Windows & Interoperability: Microsoft's IE 9 Beta Offers Speed, Windows 7 Integration
Microsofts IE 9 Beta Offers Speed, Windows 7 Integration
by Nicholas Kolakowski
IE 9 offers a stripped-down user interface reminiscent of competing browsers. Microsoft claims it designed the browser to put the Web itself front-and-center, as opposed to the browser and its various buttons.
'New Tab' Icon
Clicking the small "New Tab" icon will open the "Your Most Popular Sites" page, which lists the key sites you visit. Users have the option of Hiding or Showing these sites via a one-click button, depending on their preferences.
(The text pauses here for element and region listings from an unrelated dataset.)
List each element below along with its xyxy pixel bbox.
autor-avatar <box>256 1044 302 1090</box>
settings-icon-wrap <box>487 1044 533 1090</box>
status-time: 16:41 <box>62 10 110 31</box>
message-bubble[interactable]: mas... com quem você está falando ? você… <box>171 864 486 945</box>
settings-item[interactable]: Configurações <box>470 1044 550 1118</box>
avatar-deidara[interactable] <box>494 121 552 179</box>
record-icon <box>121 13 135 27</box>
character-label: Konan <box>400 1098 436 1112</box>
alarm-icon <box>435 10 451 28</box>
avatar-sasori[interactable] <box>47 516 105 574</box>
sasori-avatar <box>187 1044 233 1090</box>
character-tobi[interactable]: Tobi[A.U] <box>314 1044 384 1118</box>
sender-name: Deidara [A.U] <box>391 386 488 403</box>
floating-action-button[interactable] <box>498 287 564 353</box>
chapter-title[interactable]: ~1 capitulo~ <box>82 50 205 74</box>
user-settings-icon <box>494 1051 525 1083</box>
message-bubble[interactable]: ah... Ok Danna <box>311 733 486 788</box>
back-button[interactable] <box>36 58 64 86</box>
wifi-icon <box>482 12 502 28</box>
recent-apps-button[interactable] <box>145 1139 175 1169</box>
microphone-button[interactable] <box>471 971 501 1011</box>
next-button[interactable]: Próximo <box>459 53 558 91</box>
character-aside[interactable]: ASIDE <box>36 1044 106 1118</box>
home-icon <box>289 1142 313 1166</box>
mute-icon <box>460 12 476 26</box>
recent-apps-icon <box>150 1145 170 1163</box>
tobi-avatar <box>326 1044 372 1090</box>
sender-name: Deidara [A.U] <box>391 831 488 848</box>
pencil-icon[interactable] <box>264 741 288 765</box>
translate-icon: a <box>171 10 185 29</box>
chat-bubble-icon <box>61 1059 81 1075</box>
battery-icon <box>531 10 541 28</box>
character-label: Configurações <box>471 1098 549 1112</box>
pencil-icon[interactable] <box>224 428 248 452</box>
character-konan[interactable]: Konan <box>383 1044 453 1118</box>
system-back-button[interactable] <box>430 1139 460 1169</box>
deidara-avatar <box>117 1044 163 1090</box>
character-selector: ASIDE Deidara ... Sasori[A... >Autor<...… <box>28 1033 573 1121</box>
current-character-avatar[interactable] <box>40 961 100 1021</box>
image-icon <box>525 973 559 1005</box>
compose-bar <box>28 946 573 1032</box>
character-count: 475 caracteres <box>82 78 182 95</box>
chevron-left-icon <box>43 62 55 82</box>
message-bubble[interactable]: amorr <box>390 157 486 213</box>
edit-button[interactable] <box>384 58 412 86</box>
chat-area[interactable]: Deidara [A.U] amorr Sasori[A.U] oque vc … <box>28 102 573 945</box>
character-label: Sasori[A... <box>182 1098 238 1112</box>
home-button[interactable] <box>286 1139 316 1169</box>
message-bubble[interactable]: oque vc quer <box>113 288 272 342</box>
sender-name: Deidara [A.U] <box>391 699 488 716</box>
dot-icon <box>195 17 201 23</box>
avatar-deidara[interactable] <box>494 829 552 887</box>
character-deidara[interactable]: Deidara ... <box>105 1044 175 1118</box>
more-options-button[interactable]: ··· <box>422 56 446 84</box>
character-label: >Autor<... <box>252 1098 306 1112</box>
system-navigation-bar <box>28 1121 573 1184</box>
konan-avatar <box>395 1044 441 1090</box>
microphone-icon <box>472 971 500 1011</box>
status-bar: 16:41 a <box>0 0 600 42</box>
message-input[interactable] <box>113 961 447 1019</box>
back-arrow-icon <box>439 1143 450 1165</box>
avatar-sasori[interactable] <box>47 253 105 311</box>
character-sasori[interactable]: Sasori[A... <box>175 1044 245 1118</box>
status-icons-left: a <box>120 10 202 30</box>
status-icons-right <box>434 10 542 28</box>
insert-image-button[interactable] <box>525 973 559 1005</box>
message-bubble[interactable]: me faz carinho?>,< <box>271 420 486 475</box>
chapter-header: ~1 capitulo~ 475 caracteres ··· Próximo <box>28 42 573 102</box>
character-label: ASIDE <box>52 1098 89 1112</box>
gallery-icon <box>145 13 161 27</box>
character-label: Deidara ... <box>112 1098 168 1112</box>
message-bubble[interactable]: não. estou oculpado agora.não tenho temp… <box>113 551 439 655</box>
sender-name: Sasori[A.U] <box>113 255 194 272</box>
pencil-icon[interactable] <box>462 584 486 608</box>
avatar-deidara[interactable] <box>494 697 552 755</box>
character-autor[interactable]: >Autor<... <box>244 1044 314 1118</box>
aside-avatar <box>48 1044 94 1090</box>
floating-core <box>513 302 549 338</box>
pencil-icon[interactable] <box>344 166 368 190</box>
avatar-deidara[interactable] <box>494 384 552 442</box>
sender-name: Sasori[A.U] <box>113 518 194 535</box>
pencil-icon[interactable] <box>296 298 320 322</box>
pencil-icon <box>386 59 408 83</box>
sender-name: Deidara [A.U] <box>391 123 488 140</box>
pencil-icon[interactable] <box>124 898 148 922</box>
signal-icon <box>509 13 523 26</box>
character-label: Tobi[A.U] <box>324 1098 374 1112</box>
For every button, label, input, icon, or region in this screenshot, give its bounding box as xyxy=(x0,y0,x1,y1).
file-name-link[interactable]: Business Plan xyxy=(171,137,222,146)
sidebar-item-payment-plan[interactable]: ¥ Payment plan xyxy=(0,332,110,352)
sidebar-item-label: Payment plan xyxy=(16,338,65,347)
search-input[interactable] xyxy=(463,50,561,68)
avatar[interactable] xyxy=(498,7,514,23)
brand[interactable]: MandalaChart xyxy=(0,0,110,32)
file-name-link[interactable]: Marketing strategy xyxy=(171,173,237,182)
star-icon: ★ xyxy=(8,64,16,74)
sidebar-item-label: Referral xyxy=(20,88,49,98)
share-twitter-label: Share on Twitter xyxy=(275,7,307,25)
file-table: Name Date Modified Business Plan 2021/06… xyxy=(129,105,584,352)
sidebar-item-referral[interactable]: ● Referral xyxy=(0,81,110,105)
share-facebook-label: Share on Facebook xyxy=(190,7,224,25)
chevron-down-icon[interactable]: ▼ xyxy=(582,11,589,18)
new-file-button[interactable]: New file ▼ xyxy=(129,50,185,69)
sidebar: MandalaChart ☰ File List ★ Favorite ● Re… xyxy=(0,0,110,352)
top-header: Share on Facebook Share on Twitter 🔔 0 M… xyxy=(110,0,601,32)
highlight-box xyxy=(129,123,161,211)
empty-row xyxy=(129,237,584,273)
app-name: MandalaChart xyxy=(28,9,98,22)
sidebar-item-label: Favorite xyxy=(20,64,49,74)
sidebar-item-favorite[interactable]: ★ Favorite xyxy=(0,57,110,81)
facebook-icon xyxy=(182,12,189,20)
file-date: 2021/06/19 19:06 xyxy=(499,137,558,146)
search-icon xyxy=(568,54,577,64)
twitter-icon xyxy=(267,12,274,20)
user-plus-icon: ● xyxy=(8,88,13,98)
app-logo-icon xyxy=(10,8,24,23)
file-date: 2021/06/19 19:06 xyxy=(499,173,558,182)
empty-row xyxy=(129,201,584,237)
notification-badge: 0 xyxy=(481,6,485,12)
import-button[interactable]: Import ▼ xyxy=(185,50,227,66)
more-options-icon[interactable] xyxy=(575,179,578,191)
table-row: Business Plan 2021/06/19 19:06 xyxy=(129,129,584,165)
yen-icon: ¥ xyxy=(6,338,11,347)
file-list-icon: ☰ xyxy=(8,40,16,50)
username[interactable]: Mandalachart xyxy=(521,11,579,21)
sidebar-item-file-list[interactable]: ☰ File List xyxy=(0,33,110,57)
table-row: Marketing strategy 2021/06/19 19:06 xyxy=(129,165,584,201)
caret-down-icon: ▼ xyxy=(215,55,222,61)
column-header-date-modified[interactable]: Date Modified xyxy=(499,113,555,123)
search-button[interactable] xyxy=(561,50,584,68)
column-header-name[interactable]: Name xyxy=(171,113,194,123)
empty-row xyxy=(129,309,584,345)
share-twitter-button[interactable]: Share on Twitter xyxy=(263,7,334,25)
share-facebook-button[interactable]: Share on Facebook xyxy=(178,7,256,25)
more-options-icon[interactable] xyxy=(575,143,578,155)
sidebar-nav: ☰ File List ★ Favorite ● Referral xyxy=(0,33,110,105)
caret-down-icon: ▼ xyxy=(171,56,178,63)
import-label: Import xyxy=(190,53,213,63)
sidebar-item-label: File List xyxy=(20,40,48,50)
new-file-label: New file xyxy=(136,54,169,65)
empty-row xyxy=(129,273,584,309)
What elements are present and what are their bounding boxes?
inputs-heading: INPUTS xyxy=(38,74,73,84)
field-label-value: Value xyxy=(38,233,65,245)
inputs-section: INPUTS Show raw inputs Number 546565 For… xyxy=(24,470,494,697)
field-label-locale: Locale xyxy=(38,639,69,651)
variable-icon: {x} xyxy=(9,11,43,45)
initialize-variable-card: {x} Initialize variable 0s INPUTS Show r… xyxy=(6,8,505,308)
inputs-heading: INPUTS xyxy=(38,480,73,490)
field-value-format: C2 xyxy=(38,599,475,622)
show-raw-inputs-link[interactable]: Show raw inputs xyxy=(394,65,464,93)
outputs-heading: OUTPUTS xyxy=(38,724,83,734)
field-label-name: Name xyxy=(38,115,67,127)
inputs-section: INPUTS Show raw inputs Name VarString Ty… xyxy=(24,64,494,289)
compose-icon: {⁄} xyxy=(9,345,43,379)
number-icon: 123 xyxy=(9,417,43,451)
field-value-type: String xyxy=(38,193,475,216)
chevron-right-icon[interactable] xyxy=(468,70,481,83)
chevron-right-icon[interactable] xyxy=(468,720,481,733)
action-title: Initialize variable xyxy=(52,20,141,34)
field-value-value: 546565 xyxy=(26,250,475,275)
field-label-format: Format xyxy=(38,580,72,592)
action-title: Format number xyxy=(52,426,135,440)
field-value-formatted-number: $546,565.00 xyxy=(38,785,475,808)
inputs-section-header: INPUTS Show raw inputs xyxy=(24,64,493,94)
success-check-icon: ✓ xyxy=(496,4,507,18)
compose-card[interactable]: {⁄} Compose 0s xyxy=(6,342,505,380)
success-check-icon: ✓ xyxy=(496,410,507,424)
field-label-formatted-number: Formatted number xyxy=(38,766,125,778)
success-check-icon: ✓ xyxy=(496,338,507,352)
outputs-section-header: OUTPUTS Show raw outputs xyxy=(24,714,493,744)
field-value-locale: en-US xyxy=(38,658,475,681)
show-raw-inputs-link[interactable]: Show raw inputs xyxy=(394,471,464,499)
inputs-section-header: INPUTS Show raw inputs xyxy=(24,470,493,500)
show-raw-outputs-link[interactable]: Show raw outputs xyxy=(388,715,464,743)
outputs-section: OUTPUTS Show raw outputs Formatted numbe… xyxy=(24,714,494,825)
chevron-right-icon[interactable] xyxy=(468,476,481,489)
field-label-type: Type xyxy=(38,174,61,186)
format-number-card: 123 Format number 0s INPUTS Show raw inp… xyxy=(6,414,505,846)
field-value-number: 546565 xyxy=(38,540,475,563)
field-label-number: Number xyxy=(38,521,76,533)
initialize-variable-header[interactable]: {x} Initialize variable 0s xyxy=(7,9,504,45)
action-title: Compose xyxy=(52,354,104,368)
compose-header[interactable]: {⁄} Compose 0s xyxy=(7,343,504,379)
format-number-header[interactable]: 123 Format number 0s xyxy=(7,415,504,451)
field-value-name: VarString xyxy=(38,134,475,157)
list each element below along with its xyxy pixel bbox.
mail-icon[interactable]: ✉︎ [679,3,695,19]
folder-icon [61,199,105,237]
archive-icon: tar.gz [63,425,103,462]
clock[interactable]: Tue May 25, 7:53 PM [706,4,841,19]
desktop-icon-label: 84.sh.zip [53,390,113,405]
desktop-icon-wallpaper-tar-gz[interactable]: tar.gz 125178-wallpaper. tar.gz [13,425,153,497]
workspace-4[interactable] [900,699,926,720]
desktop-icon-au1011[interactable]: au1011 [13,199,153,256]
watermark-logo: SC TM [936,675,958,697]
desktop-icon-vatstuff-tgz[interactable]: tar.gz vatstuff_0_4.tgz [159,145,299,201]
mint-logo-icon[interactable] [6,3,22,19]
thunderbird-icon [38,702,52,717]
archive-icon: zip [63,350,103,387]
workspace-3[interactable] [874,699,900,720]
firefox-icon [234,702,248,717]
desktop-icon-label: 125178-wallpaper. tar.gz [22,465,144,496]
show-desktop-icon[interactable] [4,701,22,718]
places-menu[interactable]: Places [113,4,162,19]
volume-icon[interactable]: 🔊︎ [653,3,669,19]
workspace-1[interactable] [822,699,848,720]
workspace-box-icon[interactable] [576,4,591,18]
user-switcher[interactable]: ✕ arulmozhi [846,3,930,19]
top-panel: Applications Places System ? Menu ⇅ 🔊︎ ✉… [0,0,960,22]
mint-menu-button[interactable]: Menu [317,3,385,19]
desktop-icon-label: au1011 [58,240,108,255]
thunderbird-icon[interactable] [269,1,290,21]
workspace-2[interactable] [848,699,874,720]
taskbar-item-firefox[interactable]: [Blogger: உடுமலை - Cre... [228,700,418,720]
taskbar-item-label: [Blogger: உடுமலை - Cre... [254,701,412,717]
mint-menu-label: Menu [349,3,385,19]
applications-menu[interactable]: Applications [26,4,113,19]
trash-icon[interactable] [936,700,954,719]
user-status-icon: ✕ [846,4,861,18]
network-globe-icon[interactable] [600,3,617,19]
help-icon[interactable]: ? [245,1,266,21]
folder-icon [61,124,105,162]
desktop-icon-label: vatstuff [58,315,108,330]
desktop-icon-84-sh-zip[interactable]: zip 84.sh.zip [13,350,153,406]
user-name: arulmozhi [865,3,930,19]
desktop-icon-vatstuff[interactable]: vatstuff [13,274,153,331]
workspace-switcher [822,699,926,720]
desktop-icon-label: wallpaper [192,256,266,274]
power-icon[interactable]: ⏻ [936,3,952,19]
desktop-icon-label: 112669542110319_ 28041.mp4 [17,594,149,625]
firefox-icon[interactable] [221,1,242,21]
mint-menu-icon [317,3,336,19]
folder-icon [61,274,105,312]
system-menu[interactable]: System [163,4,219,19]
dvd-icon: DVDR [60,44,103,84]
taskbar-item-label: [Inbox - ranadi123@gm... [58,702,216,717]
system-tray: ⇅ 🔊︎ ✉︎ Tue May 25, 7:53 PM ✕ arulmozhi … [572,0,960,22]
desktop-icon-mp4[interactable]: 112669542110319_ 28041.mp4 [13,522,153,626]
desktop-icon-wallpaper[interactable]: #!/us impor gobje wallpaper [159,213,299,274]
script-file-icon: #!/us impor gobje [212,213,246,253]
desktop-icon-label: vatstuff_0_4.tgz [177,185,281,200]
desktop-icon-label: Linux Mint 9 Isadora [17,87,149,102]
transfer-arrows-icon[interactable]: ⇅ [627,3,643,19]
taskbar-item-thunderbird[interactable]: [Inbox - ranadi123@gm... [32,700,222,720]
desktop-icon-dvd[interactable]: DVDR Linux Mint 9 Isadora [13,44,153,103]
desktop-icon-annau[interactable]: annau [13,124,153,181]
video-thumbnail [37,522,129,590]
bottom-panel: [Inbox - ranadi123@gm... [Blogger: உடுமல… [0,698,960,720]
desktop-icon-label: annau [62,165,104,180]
The handy "Manage Add-ons" window allows users to enable and disable those programs that might slow down their browser performance.
Some things never change, or at least don't look very different: Internet Explorer's familiar "Favorites" bar.
Saving Website Tabs
Users can click-and-hold a Website tab, then drag it down to their Windows 7 taskbar, where it's pinned as an icon.
IE 9 features Aero Snap, where the user can pin resized windows to the left or right of the screen. Users can also "tear off" Website tabs if they want to view two Websites side-by-side.
IE 9's streamlined user interface. In addition to the clean design, the browser offers a more discrete Notification bar on the bottom of the browser window, which doesn't require any action in order for the user to keep browsing.
Microsoft's InPrivate Browsing allows users to surf the Web without leaving traces that can be discovered later. Along with the built-in SmartScreen Filter, which evaluates potentially security-suspect Websites based on their reputation, it's part of the toolset designed to keep Internet Explorer browsing secure and private. So you can, er, not be procrastinating with Websites devoted to Halo: Reach.
IE 9 offers the familiar "Internet Options" for adjusting features such as Privacy and Programs.